I was hearing “witch hunt” so often that a few weeks ago I experienced semantic satiation, in which repetition causes a phrase to lose meaning and be perceived as nothing but empty sounds.


Evan Vucci/AP
President Trump speaks to reporters about border security in the briefing room of the White House, Jan. 3, 2019, in Washington. Mr. Trump has repeatedly used the phrase "witch hunt," but where did it originate?



January 10, 2019

By Melissa Mohr

President Trump tweeted about a witch hunt more than a hundred times last year. It is debated in the news and across social media: Is the Russia investigation a witch hunt or is it not a witch hunt? I was hearing “witch hunt” so often that a few weeks ago I experienced semantic satiation, in which repetition causes a phrase to lose meaning and be perceived as nothing but empty sounds. Then I began to wonder, what is Mr. Trump actually saying when he uses those words?
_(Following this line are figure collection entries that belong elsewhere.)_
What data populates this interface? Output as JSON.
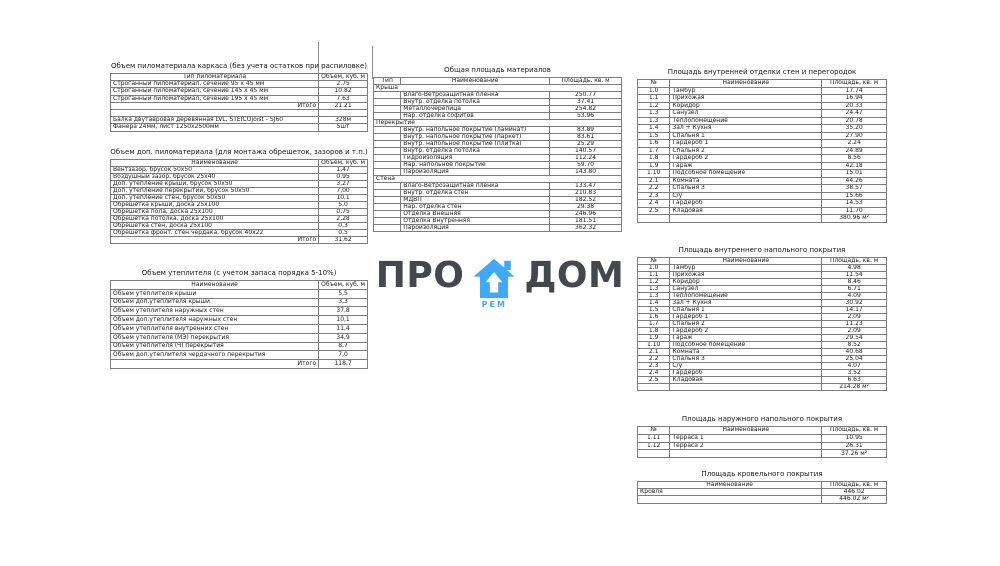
{
  "logo": {
    "word_left": "ПРО",
    "word_right": "ДОМ",
    "sub_label": "РЕМ",
    "house_color": "#3fa9f5",
    "text_color": "#43484e"
  },
  "tables": {
    "lumber_frame": {
      "title": "Объем пиломатериала каркаса (без учета остатков при распиловке)",
      "columns": [
        {
          "label": "Тип пиломатериала",
          "width": "81%"
        },
        {
          "label": "Объем, куб. м",
          "width": "19%"
        }
      ],
      "rows": [
        {
          "type": "item2",
          "cells": [
            "Строганный пиломатериал, сечение 95 х 45 мм",
            "2.75"
          ]
        },
        {
          "type": "item2",
          "cells": [
            "Строганный пиломатериал, сечение 145 х 45 мм",
            "10.82"
          ]
        },
        {
          "type": "item2",
          "cells": [
            "Строганный пиломатериал, сечение 195 х 45 мм",
            "7.63"
          ]
        },
        {
          "type": "total2",
          "cells": [
            "Итого",
            "21.21"
          ]
        },
        {
          "type": "empty2",
          "cells": [
            "",
            ""
          ]
        },
        {
          "type": "item2",
          "cells": [
            "Балка двутавровая деревянная LVL, STEICOjoist - SJ60",
            "328м"
          ]
        },
        {
          "type": "item2",
          "cells": [
            "Фанера 24мм, лист 1250х2500мм",
            "5шт"
          ]
        }
      ]
    },
    "lumber_additional": {
      "title": "Объем доп. пиломатериала (для монтажа обрешеток, зазоров и т.п.)",
      "columns": [
        {
          "label": "Наименование",
          "width": "81%"
        },
        {
          "label": "Объем, куб. м",
          "width": "19%"
        }
      ],
      "rows": [
        {
          "type": "item2",
          "cells": [
            "Вентзазор, брусок 50х50",
            "1,47"
          ]
        },
        {
          "type": "item2",
          "cells": [
            "Воздушный зазор, брусок 25х40",
            "0,95"
          ]
        },
        {
          "type": "item2",
          "cells": [
            "Доп. утепление крыши, брусок 50х50",
            "3,27"
          ]
        },
        {
          "type": "item2",
          "cells": [
            "Доп. утепление перекрытий, брусок 50х50",
            "7,00"
          ]
        },
        {
          "type": "item2",
          "cells": [
            "Доп. утепление стен, брусок 50х50",
            "10,1"
          ]
        },
        {
          "type": "item2",
          "cells": [
            "Обрешетка крыши, доска 25х100",
            "5,0"
          ]
        },
        {
          "type": "item2",
          "cells": [
            "Обрешетка пола, доска 25х100",
            "0,75"
          ]
        },
        {
          "type": "item2",
          "cells": [
            "Обрешетка потолка, доска 25х100",
            "2,28"
          ]
        },
        {
          "type": "item2",
          "cells": [
            "Обрешетка стен, доска 25х100",
            "0,3"
          ]
        },
        {
          "type": "item2",
          "cells": [
            "Обрешетка фронт. стен чердака, брусок 40х22",
            "0,5"
          ]
        },
        {
          "type": "total2",
          "cells": [
            "Итого",
            "31,62"
          ]
        }
      ]
    },
    "insulation": {
      "title": "Объем утеплителя (с учетом запаса порядка 5-10%)",
      "columns": [
        {
          "label": "Наименование",
          "width": "81%"
        },
        {
          "label": "Объем, куб. м",
          "width": "19%"
        }
      ],
      "rows": [
        {
          "type": "item2",
          "cells": [
            "Объем утеплителя крыши",
            "5,5"
          ]
        },
        {
          "type": "item2",
          "cells": [
            "Объем доп.утеплителя крыши",
            "3,3"
          ]
        },
        {
          "type": "item2",
          "cells": [
            "Объем утеплителя наружных стен",
            "37,8"
          ]
        },
        {
          "type": "item2",
          "cells": [
            "Объем доп.утеплителя наружных стен",
            "10,1"
          ]
        },
        {
          "type": "item2",
          "cells": [
            "Объем утеплителя внутренних стен",
            "11,4"
          ]
        },
        {
          "type": "item2",
          "cells": [
            "Объем утеплителя (МЭ) перекрытия",
            "34,9"
          ]
        },
        {
          "type": "item2",
          "cells": [
            "Объем утеплителя (Ч) перекрытия",
            "8,7"
          ]
        },
        {
          "type": "item2",
          "cells": [
            "Объем доп.утеплителя чердачного перекрытия",
            "7,0"
          ]
        },
        {
          "type": "total2",
          "cells": [
            "Итого",
            "118,7"
          ]
        }
      ]
    },
    "materials_area": {
      "title": "Общая площадь материалов",
      "columns": [
        {
          "label": "Тип",
          "width": "11%"
        },
        {
          "label": "Наименование",
          "width": "60%"
        },
        {
          "label": "Площадь, кв. м",
          "width": "29%"
        }
      ],
      "rows": [
        {
          "type": "group",
          "cells": [
            "Крыша"
          ]
        },
        {
          "type": "sub3",
          "cells": [
            "",
            "Влаго-Ветрозащитная пленка",
            "250.77"
          ]
        },
        {
          "type": "sub3",
          "cells": [
            "",
            "Внутр. отделка потолка",
            "37.41"
          ]
        },
        {
          "type": "sub3",
          "cells": [
            "",
            "Металлочерепица",
            "254.82"
          ]
        },
        {
          "type": "sub3",
          "cells": [
            "",
            "Нар. отделка софитов",
            "53.96"
          ]
        },
        {
          "type": "group",
          "cells": [
            "Перекрытие"
          ]
        },
        {
          "type": "sub3",
          "cells": [
            "",
            "Внутр. напольное покрытие (ламинат)",
            "83.89"
          ]
        },
        {
          "type": "sub3",
          "cells": [
            "",
            "Внутр. напольное покрытие (паркет)",
            "83.61"
          ]
        },
        {
          "type": "sub3",
          "cells": [
            "",
            "Внутр. напольное покрытие (плитка)",
            "25.29"
          ]
        },
        {
          "type": "sub3",
          "cells": [
            "",
            "Внутр. отделка потолка",
            "140.57"
          ]
        },
        {
          "type": "sub3",
          "cells": [
            "",
            "Гидроизоляция",
            "112.24"
          ]
        },
        {
          "type": "sub3",
          "cells": [
            "",
            "Нар. напольное покрытие",
            "59.70"
          ]
        },
        {
          "type": "sub3",
          "cells": [
            "",
            "Пароизоляция",
            "143.80"
          ]
        },
        {
          "type": "group",
          "cells": [
            "Стена"
          ]
        },
        {
          "type": "sub3",
          "cells": [
            "",
            "Влаго-Ветрозащитная пленка",
            "133.47"
          ]
        },
        {
          "type": "sub3",
          "cells": [
            "",
            "Внутр. отделка стен",
            "210.83"
          ]
        },
        {
          "type": "sub3",
          "cells": [
            "",
            "МДВП",
            "182.52"
          ]
        },
        {
          "type": "sub3",
          "cells": [
            "",
            "Нар. отделка стен",
            "29.38"
          ]
        },
        {
          "type": "sub3",
          "cells": [
            "",
            "Отделка Внешняя",
            "246.96"
          ]
        },
        {
          "type": "sub3",
          "cells": [
            "",
            "Отделка Внутренняя",
            "181.51"
          ]
        },
        {
          "type": "sub3",
          "cells": [
            "",
            "Пароизоляция",
            "362.32"
          ]
        }
      ]
    },
    "walls_finish": {
      "title": "Площадь внутренней отделки стен и перегородок",
      "columns": [
        {
          "label": "№",
          "width": "13%"
        },
        {
          "label": "Наименование",
          "width": "61%"
        },
        {
          "label": "Площадь, кв. м",
          "width": "26%"
        }
      ],
      "rows": [
        {
          "type": "item3",
          "cells": [
            "1.0",
            "Тамбур",
            "17.74"
          ]
        },
        {
          "type": "item3",
          "cells": [
            "1.1",
            "Прихожая",
            "16.94"
          ]
        },
        {
          "type": "item3",
          "cells": [
            "1.2",
            "Коридор",
            "20.33"
          ]
        },
        {
          "type": "item3",
          "cells": [
            "1.3",
            "Санузел",
            "24.47"
          ]
        },
        {
          "type": "item3",
          "cells": [
            "1.3",
            "Теплопомещение",
            "20.78"
          ]
        },
        {
          "type": "item3",
          "cells": [
            "1.4",
            "Зал + Кухня",
            "35.20"
          ]
        },
        {
          "type": "item3",
          "cells": [
            "1.5",
            "Спальня 1",
            "27.90"
          ]
        },
        {
          "type": "item3",
          "cells": [
            "1.6",
            "Гардероб 1",
            "2.24"
          ]
        },
        {
          "type": "item3",
          "cells": [
            "1.7",
            "Спальня 2",
            "24.89"
          ]
        },
        {
          "type": "item3",
          "cells": [
            "1.8",
            "Гардероб 2",
            "8.56"
          ]
        },
        {
          "type": "item3",
          "cells": [
            "1.9",
            "Гараж",
            "42.18"
          ]
        },
        {
          "type": "item3",
          "cells": [
            "1.10",
            "Подсобное помещение",
            "15.01"
          ]
        },
        {
          "type": "item3",
          "cells": [
            "2.1",
            "Комната",
            "44.26"
          ]
        },
        {
          "type": "item3",
          "cells": [
            "2.2",
            "Спальня 3",
            "38.57"
          ]
        },
        {
          "type": "item3",
          "cells": [
            "2.3",
            "С/у",
            "15.66"
          ]
        },
        {
          "type": "item3",
          "cells": [
            "2.4",
            "Гардероб",
            "14.53"
          ]
        },
        {
          "type": "item3",
          "cells": [
            "2.5",
            "Кладовая",
            "11.70"
          ]
        },
        {
          "type": "foot3",
          "cells": [
            "",
            "",
            "380.96 м²"
          ]
        }
      ]
    },
    "floor_inner": {
      "title": "Площадь внутреннего напольного покрытия",
      "columns": [
        {
          "label": "№",
          "width": "13%"
        },
        {
          "label": "Наименование",
          "width": "61%"
        },
        {
          "label": "Площадь, кв. м",
          "width": "26%"
        }
      ],
      "rows": [
        {
          "type": "item3",
          "cells": [
            "1.0",
            "Тамбур",
            "4.98"
          ]
        },
        {
          "type": "item3",
          "cells": [
            "1.1",
            "Прихожая",
            "11.54"
          ]
        },
        {
          "type": "item3",
          "cells": [
            "1.2",
            "Коридор",
            "8.46"
          ]
        },
        {
          "type": "item3",
          "cells": [
            "1.3",
            "Санузел",
            "6.71"
          ]
        },
        {
          "type": "item3",
          "cells": [
            "1.3",
            "Теплопомещение",
            "4.09"
          ]
        },
        {
          "type": "item3",
          "cells": [
            "1.4",
            "Зал + Кухня",
            "30.92"
          ]
        },
        {
          "type": "item3",
          "cells": [
            "1.5",
            "Спальня 1",
            "14.17"
          ]
        },
        {
          "type": "item3",
          "cells": [
            "1.6",
            "Гардероб 1",
            "2.09"
          ]
        },
        {
          "type": "item3",
          "cells": [
            "1.7",
            "Спальня 2",
            "11.23"
          ]
        },
        {
          "type": "item3",
          "cells": [
            "1.8",
            "Гардероб 2",
            "2.09"
          ]
        },
        {
          "type": "item3",
          "cells": [
            "1.9",
            "Гараж",
            "29.54"
          ]
        },
        {
          "type": "item3",
          "cells": [
            "1.10",
            "Подсобное помещение",
            "8.52"
          ]
        },
        {
          "type": "item3",
          "cells": [
            "2.1",
            "Комната",
            "40.68"
          ]
        },
        {
          "type": "item3",
          "cells": [
            "2.2",
            "Спальня 3",
            "25.04"
          ]
        },
        {
          "type": "item3",
          "cells": [
            "2.3",
            "С/у",
            "4.07"
          ]
        },
        {
          "type": "item3",
          "cells": [
            "2.4",
            "Гардероб",
            "3.52"
          ]
        },
        {
          "type": "item3",
          "cells": [
            "2.5",
            "Кладовая",
            "6.63"
          ]
        },
        {
          "type": "foot3",
          "cells": [
            "",
            "",
            "214.28 м²"
          ]
        }
      ]
    },
    "floor_outer": {
      "title": "Площадь наружного напольного покрытия",
      "columns": [
        {
          "label": "№",
          "width": "13%"
        },
        {
          "label": "Наименование",
          "width": "61%"
        },
        {
          "label": "Площадь, кв. м",
          "width": "26%"
        }
      ],
      "rows": [
        {
          "type": "item3",
          "cells": [
            "1.11",
            "Терраса 1",
            "10.95"
          ]
        },
        {
          "type": "item3",
          "cells": [
            "1.12",
            "Терраса 2",
            "26.31"
          ]
        },
        {
          "type": "foot3",
          "cells": [
            "",
            "",
            "37.26 м²"
          ]
        }
      ]
    },
    "roofing": {
      "title": "Площадь кровельного покрытия",
      "columns": [
        {
          "label": "Наименование",
          "width": "74%"
        },
        {
          "label": "Площадь, кв. м",
          "width": "26%"
        }
      ],
      "rows": [
        {
          "type": "item2",
          "cells": [
            "Кровля",
            "446.02"
          ]
        },
        {
          "type": "foot2",
          "cells": [
            "",
            "446.02 м²"
          ]
        }
      ]
    }
  }
}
Obviously, the term refers to real, historical hunts for witches that occurred sporadically across Europe and later in America from the 15th to 18th centuries. Like wildfires, anxieties about witches would flare up in this period, following a rough pattern. Misfortunes would happen in a village, and some women on the fringes of society – an old herbalist who lived alone; in Salem, Mass., the slave Tituba – would be accused of causing them through magic. These women would be imprisoned, sometimes tortured, and asked to name their accomplices. Sometimes they could prove their innocence by undergoing a “trial by ordeal” – being thrown into a pond to see if they sank (innocent) or floated (guilty) – but often they were executed without opportunity to refute the charges against them.
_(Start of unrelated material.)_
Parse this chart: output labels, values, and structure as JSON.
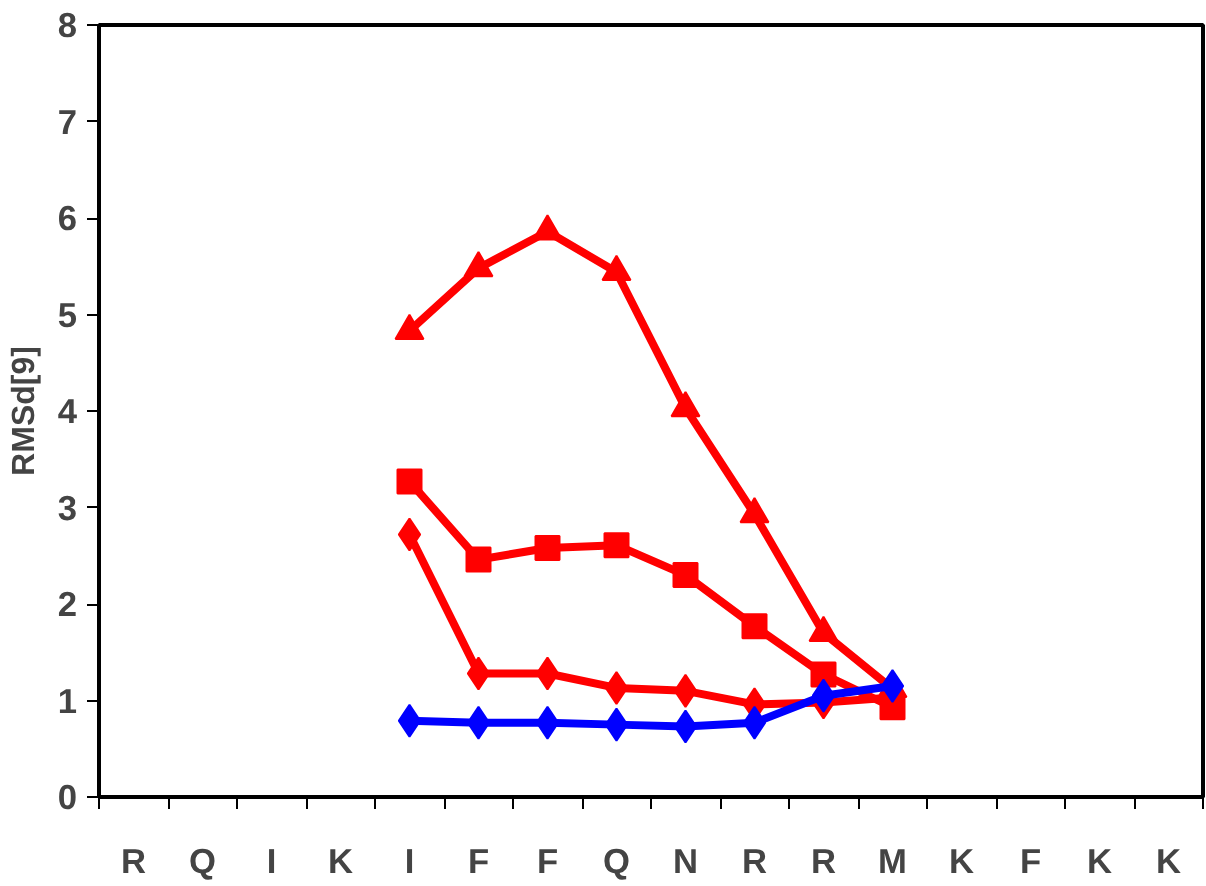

The self-proclaimed witchfinder general of England, Matthew Hopkins, was responsible for one of the largest witch hunts, executing more than 300 suspects in the 1640s. He preferred to say that he “discovered” witches, however, and witch hunt only became the term of choice in the late 19th century.


George Orwell, author of “1984,” was one of the first to use the term metaphorically: In the 1930s, he called “trumped up accusations” by one group of communists against another a witch hunt. The idea of political witch hunts spread quickly in the 1950s. Investigations by Sen. Joseph McCarthy and others to discover secret communists in the US government, in Hollywood, and at universities were frequently denounced as witch hunts. Use of the term implied that the fear of communism in the United States was in fact hysterical and overblown, and that, like alleged witches in the past, suspected communists were unjustly accused, unable to defend themselves fully, and forced under great pressure to reveal the identities of others.

Is the Russia investigation a witch hunt? Is the metaphor appropriate? In a sense it doesn’t matter. Sometimes hearing words over and over doesn’t turn them into meaningless syllables, as with semantic satiation. Instead, it makes them seem true, a phenomenon known as “the illusory truth effect.” The more the president repeats “witch hunt,” the more likely it sounds, whatever the facts.